第69話対厄災
「GAAAAAA!!」
バン!
煙幕を炊いて何とか厄災から隠れたが、俺の体は既に重度の凍傷を負っている。奴が壊した巨木の影に隠れているが、ばれるのは時間の問題だ。
「シュウさん、大丈」
シー!シー!
声を出すなの合図をする。ここでバレたら終わりだ。
「シュウさん、バロを探してたら、、、」
「ソルジャーが表れました。」
「は?」
バロはソルジャーだ、ソルジャーが来るのは当たり前だろ、俺はそんな目を二人に向けていたんだと思う。だって、すぐに返事が来たんだからな。
「違います、フォレスタに来てた3人のソルジャーがここにいるんです!」
「彼奴らか、、。」
フォレスタにいる3人のソルジャー。
蒼のジーク、紅き者グラスコー、金色なる者ディーダ。俺の同期だった奴等で、今はクラス1stソルジャーのはずだ。しかし、いきなりこんな所に来るはずがない。ジークとディーダに関しては意味もなく来るわけがない。
「グラスコーの野郎、欲に目が眩んだか?」
大抵、奴が問題を起こしてジークとディーダが尻拭いって感じだしな。バロが手こずってたとか聞いたけど、奴が最初から全て殺す気ならグラスコーの馬鹿はとっくに死んでる。姫様は私が止めたと言ってたが、バロはグラスコーを殺す気は無かったんだろうな。

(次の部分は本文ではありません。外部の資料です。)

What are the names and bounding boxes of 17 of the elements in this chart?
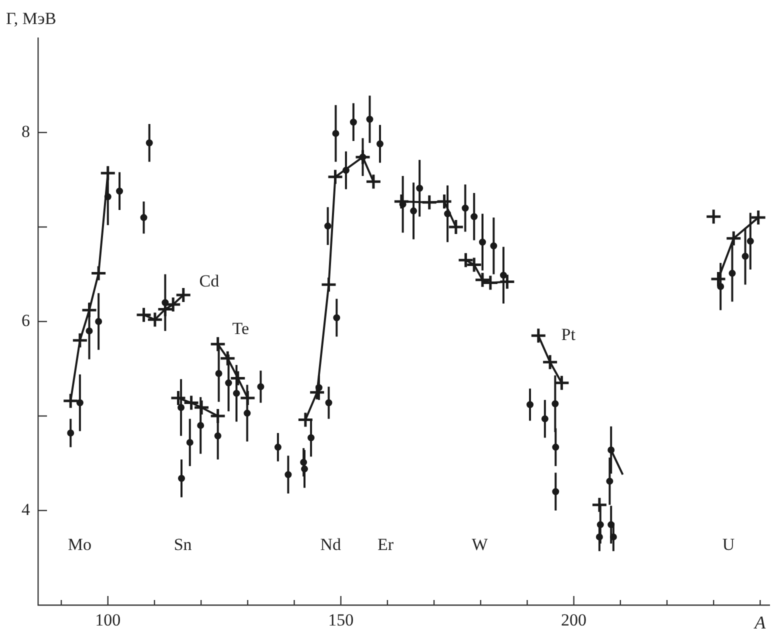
annotation: Nd (320, 534, 342, 554)
annotation: U (722, 534, 735, 554)
y-tick-label: 4 (22, 500, 30, 519)
x-tick-label: 150 (328, 610, 354, 630)
y-tick-label: 8 (22, 122, 30, 141)
annotation: W (472, 534, 489, 554)
annotation: Er (377, 534, 394, 554)
y-tick-label: 6 (22, 310, 30, 330)
x-tick-label: 200 (561, 610, 587, 630)
y-axis-title: Г, МэВ (6, 9, 56, 28)
annotation: Sn (174, 534, 192, 554)
annotation: Te (232, 318, 249, 338)
annotation: Pt (561, 325, 576, 344)
x-axis-title: A (754, 612, 767, 633)
x-tick-label: 100 (95, 610, 121, 630)
annotation: Cd (199, 271, 220, 290)
annotation: Mo (68, 534, 92, 554)
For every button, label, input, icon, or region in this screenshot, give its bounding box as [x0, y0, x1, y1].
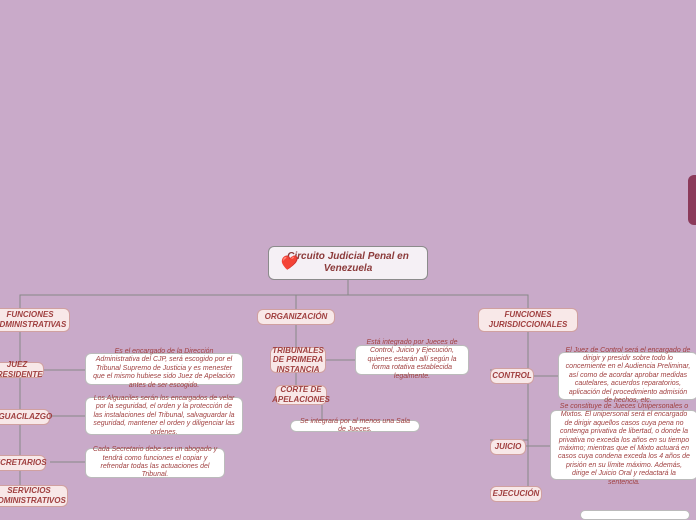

「って今はそんなのどうでも良いんだ。マキウス、アンゼリカ、俺達は撤退だ。元凶は潰した。問題はない。」
「でも、倒した証明は必要じゃないですか?それに、あの龍をほおっておいたらフォレスタが攻撃されるかもしれない。俺は行きます。」
「、、、シュウさん、私達は故郷の民間人の為に戦います。貴方は」
あぁ、、、青いな。嫌いじゃない青さだ。
「馬鹿か、先輩が逃げてどうするよ。凍傷何か問題ない。ソルジャーが来る前に厄災の野郎を撃退するぞ。」
「「オォォ!」」
撃退、ふっ、逃げただけだな。この面子で厄災の討伐なんて不可能だ。前の時だって、ソルジャーは何人も死んで、オリックスさんがとマーリンさんがやっとの思いで止めて、倒せなかったんだ。はぁ、今になってから奴の怖さを知るとはね。
俺は凍った足を無理くり動かし、厄災の正面に立った。
「「シュウさん!」」
「見てろって、これがSランク遊撃士の九重一刀流、秘伝、、、夢想覇斬。」
夢想覇斬は九重一刀流の秘伝、剣聖のみに伝えられし秘技。肉体と刀を精神を一体化し、己が刃となり敵を切る。
厄災は俺を潰そうと、腕を降り下げてくる。
「GURAAAA!」
「シャアアアアア!」
振り下ろされる腕と夢想覇斬がぶつかる。
爪と刀の刃がぶつかり合い、激しい火花がちる。
「オォォォォォ!」
「GYA?GURAAAA!!」
一瞬の時間のはずだった。俺の目は厄災の爪を砕くなを足を踏ん張りながら見ていた。
「GYAAAAA!!」
俺の刃は爪を砕き、肉を裂き、奴の右腕を切り落とした。でも、体は動かねぇ。厄災が俺を見てやがる。切り落とされた腕の怒りに奮えてるのか?でも、俺の体はボロボロで、、、足の感覚もない。血もドバドバでてる。
ドォン!ドォン!ドォン!
激しい爆発音が鳴り響く。
「、、う!、シュウ!」
「ディ、、、ダ、わ、、らえ、、よ。」
最後に見たのは金色の兜を脱ぎ捨て、俺を抱えながら泣くディーダの素顔だった。